The provider evaluation process
Colocation contract renegotiation has two main steps: scoping and the request for proposal (RFP) process.
The scoping phase allows your team to figure out any reliability requirements, how much space your team needs, power, location, managed service requirements, connectivity and any compliance standards.
Even if you intend to stay with the same colocation provider, it’s still important to redefine what your infrastructure needs are — and figure out if your provider can meet those goals.
“There’s some companies out there that have been at it for 10 years or more and others are new. When we interviewed all [these colocation providers], we weren’t getting a holistic approach, because there’s so many variations to what these colocation sites can offer, you can have various specializations. You really have to see if they’re just saying yes to what you want to [get the contract],” said Dennis Keats, data center lead analyst for an insurance company based in Alberta.
After your team decides on the scope of colocation, take the time to issue an RFP. Many find that simply issuing an RFP to their existing provider — even if it’s a short-form one for renewals — makes the provider much more willing to agree to better terms for the renewal contract, Killian said.
In some cases, once colocation providers find out that you’re in the market, it can make providers more open to improve the colocation contract terms, especially if you have specific infrastructure requirements.
“We found in the RFP [process], [we] can make it as vague or as specific as we want. We wanted to do more critiquing and figure out what they could do for us throughout the contract, and we wanted to hear about their process and how they go about their security and server installation,” Keats said.
When your team gets the proposals, be sure to analyze the difference in cost and features, and also get an idea of what a base commitment, projected commitment and growth case look like. Additionally, you should model upfront costs against recurring costs for an accurate picture of the colocation contract.
Cost reduction tactics for colocation
Throughout the negotiation process, there are several ways that your team can reach a more cost-effective, flexible colocation contract.
“As a rule, if you don’t ask for something, it’s possible you won’t get it,” Killian said.
The most straightforward way to reduce cost is to reevaluate your power and space quantity. Rightsizing and re-racking infrastructure is the single most effective cost-reducing tactic, Killian said. This is because most of the time, organizations can overprovision infrastructure that ends up unused.
Not only does this bring your team cost savings, but it also means the colocation provider can lease out the regained space to another customer.
To increase contract flexibility, your team should look into options for spend shift and specific one-time hardware costs. Doing so ensures that you don’t restrict your colocation setup options, or you end up paying extra fees as your hardware needs change. One way to do this is to commit to a smaller colocation space but ensure expansion rights as part of the new contract.
“We also wanted to know [what colocation providers] could do for us long term and [our] growth and expansion capabilities and if our cage could expand long term. We positioned ourselves in an area where they added some space for us at us for no charge,” Keats said.

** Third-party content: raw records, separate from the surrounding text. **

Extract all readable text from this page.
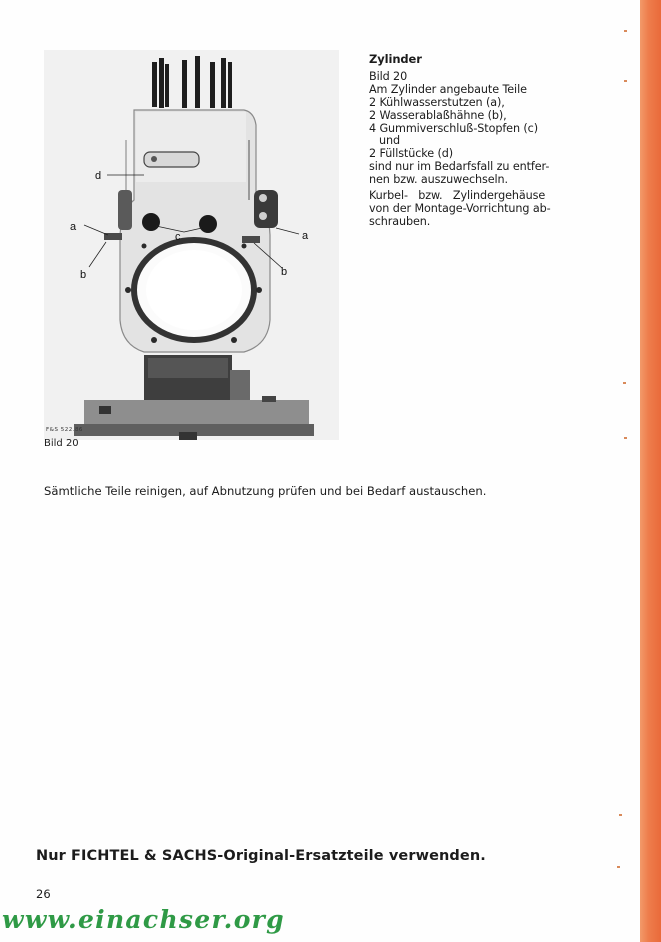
d
a
b
c	a
b
F&S 522.86
Bild 20
Zylinder
Bild 20
Am Zylinder angebaute Teile
2 Kühlwasserstutzen (a),
2 Wasserablaßhähne (b),
4 Gummiverschluß-Stopfen (c)
und
2 Füllstücke (d)
sind nur im Bedarfsfall zu entfer-
nen bzw. auszuwechseln.
Kurbel-   bzw.   Zylindergehäuse
von der Montage-Vorrichtung ab-
schrauben.
Sämtliche Teile reinigen, auf Abnutzung prüfen und bei Bedarf austauschen.
Nur FICHTEL & SACHS-Original-Ersatzteile verwenden.
26
www.einachser.org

Ask about available rates if you extend your term beyond the current renewal goal. If you show interest in options for three-, five- and seven-year renewal terms, you could negotiate a lower rate, and it might also bring reduced rates over the remainder of the current contract.
For hardware-based costs, Killian advised to look at fees for active cross-connects and telecom circuits.
“Once cross-connects have been installed by the colocation provider, probably five to 10 years ago, and they’ve been paid for by your fees during your original contract terms — those fees that you’ll pay during the renewal term are pure profit for the colocation provider,” Killian said.
To reduce fees, inquire about the possibility of leaving cross-connects physically in place so that, should you need them again, you don’t have to pay installation fees.
On the telecom circuit side, Killian said it’s a buyer’s market for telecom circuits. If it’s likely your colocation provider has brought in third-party network providers to the facility, you can get much more aggressive pricing than the available legacy carriers from your initial contract.
To ensure a successful colocation contract renewal, be sure to have your team on the same page when it comes to desired outcomes and be sure to be upfront about which line items you must discuss with your provider. Most providers seek long-term customer satisfaction, so the more ways you can find to build an amicable relationship, the easier it will be to get a contract that works for your organization.